なかなか説明しにくいんだけど、インパクトの瞬間にボールがヘッドを滑っている感覚というのかな。フェードというよりも、すっぽ抜けて飛んで行く感じなの」
 
「つまり、フェードの方がボールを捉えにくいということですか」
 
「そうなんだよ。でも、逆に言えばある程度ボールを捕まえる感覚を覚えたらどうにかなる。
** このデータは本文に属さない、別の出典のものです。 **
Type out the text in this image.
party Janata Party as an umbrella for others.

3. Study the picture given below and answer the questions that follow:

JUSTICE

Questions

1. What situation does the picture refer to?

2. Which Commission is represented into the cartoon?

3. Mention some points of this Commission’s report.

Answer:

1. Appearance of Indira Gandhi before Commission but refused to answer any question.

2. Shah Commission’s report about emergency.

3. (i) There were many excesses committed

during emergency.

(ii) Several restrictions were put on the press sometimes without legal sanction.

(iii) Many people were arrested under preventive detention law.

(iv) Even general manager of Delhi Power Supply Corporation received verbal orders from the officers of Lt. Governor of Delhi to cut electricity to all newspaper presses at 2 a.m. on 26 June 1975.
捕まっていれば、逃がす球も打てるからな」
 
「なるほど」
 
「最初から逃がしているボールはただの擦り球だけど、捕まえる感覚があればコントロールの利いた球筋になる。おれはいつも練習でそのことを気にして打っているんだ。
 
アマチュアの人が理解するにはちょっと難しいかもしれないけど、それぐらいクラブは進化したってわけだよ」
 

感覚は本人しかわからず、なかなか伝わりにくいものです。
 
しかし青木プロのように長年活躍されているゴルファーが「こんな感じでスイングしている」ということを知るのはひとつの参考になります。